Rituales donde respira lo colectivo
No hay que confundir rutina con ritual, señala la periodista suiza Mona Chollet en uno de sus ensayos. Y, si bien Chollet rescata los rituales que enriquecen el lado íntimo de la vida, su reivindicación vale también para aquellos que, lejos del hogar, nutren el colorido tapiz de lo colectivo. Justo los que tanta falta nos están haciendo últimamente.
Pensé en Chollet hace unos días, cuando me llegó un aviso del centro cultural Hasta Trilce. Ubicado en Almagro, este espacio promueve obras de teatro, música, charlas. Desde hace un tiempo, todos los martes a las 21, el coleccionista y crítico Fernando Martín Peña convocaba a las huestes cinéfilas a ver una película que él elegía y que no se anunciaba previamente. Porque el juego era ese: aceptar la incertidumbre, recuperar cierta capacidad de sorpresa. Y recrear las viejas pautas del viejo ritual del cine: una función a una hora determinada, en un lugar que no es el living de casa y que supone una hipnótica y silenciosa inmersión en la sala oscura. Una experiencia a contramano del streaming, podría decirse.

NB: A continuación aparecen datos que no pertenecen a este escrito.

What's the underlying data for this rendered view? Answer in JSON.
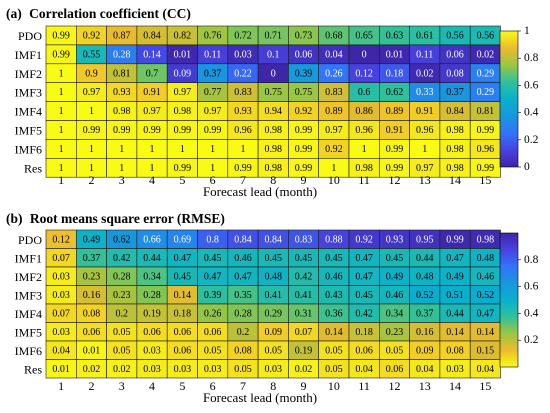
{
  "chart_data": [
    {
      "type": "heatmap",
      "panel_label": "(a)",
      "title": "Correlation coefficient (CC)",
      "rows": [
        "PDO",
        "IMF1",
        "IMF2",
        "IMF3",
        "IMF4",
        "IMF5",
        "IMF6",
        "Res"
      ],
      "columns": [
        "1",
        "2",
        "3",
        "4",
        "5",
        "6",
        "7",
        "8",
        "9",
        "10",
        "11",
        "12",
        "13",
        "14",
        "15"
      ],
      "xlabel": "Forecast lead (month)",
      "values": [
        [
          0.99,
          0.92,
          0.87,
          0.84,
          0.82,
          0.76,
          0.72,
          0.71,
          0.73,
          0.68,
          0.65,
          0.63,
          0.61,
          0.56,
          0.56
        ],
        [
          0.99,
          0.55,
          0.28,
          0.14,
          0.01,
          0.11,
          0.03,
          0.1,
          0.06,
          0.04,
          0,
          0.01,
          0.11,
          0.06,
          0.02
        ],
        [
          1,
          0.9,
          0.81,
          0.7,
          0.09,
          0.37,
          0.22,
          0,
          0.39,
          0.26,
          0.12,
          0.18,
          0.02,
          0.08,
          0.29
        ],
        [
          1,
          0.97,
          0.93,
          0.91,
          0.97,
          0.77,
          0.83,
          0.75,
          0.75,
          0.83,
          0.6,
          0.62,
          0.33,
          0.37,
          0.29
        ],
        [
          1,
          1,
          0.98,
          0.97,
          0.98,
          0.97,
          0.93,
          0.94,
          0.92,
          0.89,
          0.86,
          0.89,
          0.91,
          0.84,
          0.81
        ],
        [
          1,
          0.99,
          0.99,
          0.99,
          0.99,
          0.99,
          0.96,
          0.98,
          0.99,
          0.97,
          0.96,
          0.91,
          0.96,
          0.98,
          0.99
        ],
        [
          1,
          1,
          1,
          1,
          1,
          1,
          1,
          0.98,
          0.99,
          0.92,
          1,
          0.99,
          1,
          0.98,
          0.96
        ],
        [
          1,
          1,
          1,
          1,
          0.99,
          1,
          0.99,
          0.98,
          0.99,
          1,
          0.98,
          0.99,
          0.97,
          0.98,
          0.99
        ]
      ],
      "colorbar": {
        "range": [
          0,
          1
        ],
        "ticks": [
          "1",
          "0.8",
          "0.6",
          "0.4",
          "0.2",
          "0"
        ],
        "colormap": "parula"
      }
    },
    {
      "type": "heatmap",
      "panel_label": "(b)",
      "title": "Root means square error (RMSE)",
      "rows": [
        "PDO",
        "IMF1",
        "IMF2",
        "IMF3",
        "IMF4",
        "IMF5",
        "IMF6",
        "Res"
      ],
      "columns": [
        "1",
        "2",
        "3",
        "4",
        "5",
        "6",
        "7",
        "8",
        "9",
        "10",
        "11",
        "12",
        "13",
        "14",
        "15"
      ],
      "xlabel": "Forecast lead (month)",
      "values": [
        [
          0.12,
          0.49,
          0.62,
          0.66,
          0.69,
          0.8,
          0.84,
          0.84,
          0.83,
          0.88,
          0.92,
          0.93,
          0.95,
          0.99,
          0.98
        ],
        [
          0.07,
          0.37,
          0.42,
          0.44,
          0.47,
          0.45,
          0.46,
          0.45,
          0.45,
          0.45,
          0.47,
          0.45,
          0.44,
          0.47,
          0.48
        ],
        [
          0.03,
          0.23,
          0.28,
          0.34,
          0.45,
          0.47,
          0.47,
          0.48,
          0.42,
          0.46,
          0.47,
          0.49,
          0.48,
          0.49,
          0.46
        ],
        [
          0.03,
          0.16,
          0.23,
          0.28,
          0.14,
          0.39,
          0.35,
          0.41,
          0.41,
          0.43,
          0.45,
          0.46,
          0.52,
          0.51,
          0.52
        ],
        [
          0.07,
          0.08,
          0.2,
          0.19,
          0.18,
          0.26,
          0.28,
          0.29,
          0.31,
          0.36,
          0.42,
          0.34,
          0.37,
          0.44,
          0.47
        ],
        [
          0.03,
          0.06,
          0.05,
          0.06,
          0.06,
          0.06,
          0.2,
          0.09,
          0.07,
          0.14,
          0.18,
          0.23,
          0.16,
          0.14,
          0.14
        ],
        [
          0.04,
          0.01,
          0.05,
          0.03,
          0.06,
          0.05,
          0.08,
          0.05,
          0.19,
          0.05,
          0.06,
          0.05,
          0.09,
          0.08,
          0.15
        ],
        [
          0.01,
          0.02,
          0.02,
          0.03,
          0.03,
          0.03,
          0.05,
          0.03,
          0.02,
          0.05,
          0.04,
          0.06,
          0.04,
          0.03,
          0.04
        ]
      ],
      "colorbar": {
        "range": [
          0,
          1
        ],
        "ticks": [
          "0.8",
          "0.6",
          "0.4",
          "0.2"
        ],
        "colormap": "parula_reversed"
      }
    }
  ]
}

Desde luego que el coronavirus puso en suspenso la programación de Hasta Trilce y muchos otros lugares similares. Pero no del todo. De hecho, la semana pasada volvieron -sin transgredir el aislamiento obligatorio- las películas de los martes por la noche. Con iguales pautas: soberana arbitrariedad del organizador a la hora de elegir el film, imposibilidad de conocer ese título hasta el momento de la visualización, un horario, un día. A falta de salón, hubo un canal de YouTube; sin la posibilidad del encuentro cara a cara, se abrió la alternativa del chat.
Entonces, el martes pasado le avisé a la familia que a las 21 había cine. A esa hora nos conectamos, apagamos algunas luces y, mientras cenábamos, fuimos parte de una efímera y dichosa comunidad. No mencionaré el título de la película, porque parte del pacto es no hacerlo. Y pactos, incluso lúdicos, son pactos.
Con pautas menos rígidas pero similar espíritu, unos días después me dejé maravillar por La vida extraordinaria, obra de teatro escrita y dirigida por Mariano Tenconi Blanco que estuvo disponible durante 72 horas en el canal online del Teatro Cervantes. Como ya lo hizo en Lima Japón Bonsái o en Todo tendría sentido si no existiera la muerte, Tenconi Blanco creó una fiesta para ver, escuchar, dejarse llevar, sorprenderse, pensar. En esta obra hay guiños al melodrama clásico, ironía contemporánea, juego escenográfico, palabras que importan y una pulsión de vida que se hace más intensa porque no se niega a mirarle los ojos a la muerte.
"Todo es transitorio y definitivo", dice, en off, la voz de Cecilia Roth. Es el inicio de la obra, y esa voz ya se encargó de deslizar lo que las actuaciones de Valeria Lois y Lorena Vega traducirán en acción, emoción, puro cuerpo e historia: apenas somos, cada uno de nosotros, el fruto de un azar que pudo no haber ocurrido. La sumatoria de miles y miles de pequeños azares que dieron lugar a nuestros ancestros; eslabones en una cadena esquiva, "un capricho de la nada". Lois y Vega son Aurora y Blanca, dos amigas nacidas en Tierra del Fuego, que se van acompañando en casi todo: la irrupción de la sexualidad, la pasión por la lectura, los amores malogrados, el viaje de una de ellas a Buenos Aires, la muerte de los padres, el nacimiento de un hijo. "Las palabras no dicen nada salvo esa electricidad que se sale de los ojos y del corazón", dice una de ellas, y es verdad. Tanto como que nada reemplaza el aliento colectivo que se respira en una función de teatro, en una proyección de cine, en un recital de música.
Yo no sé si esta pandemia nos va a cambiar demasiado, lo que sé es que va a pasar. Y vamos a volver a encontrarnos en muchos de los rituales que, desde siempre, inundaron de sentido nuestro extraño paso por el mundo. Mientras tanto, habrá que recrearlos. Y hacerlos durar.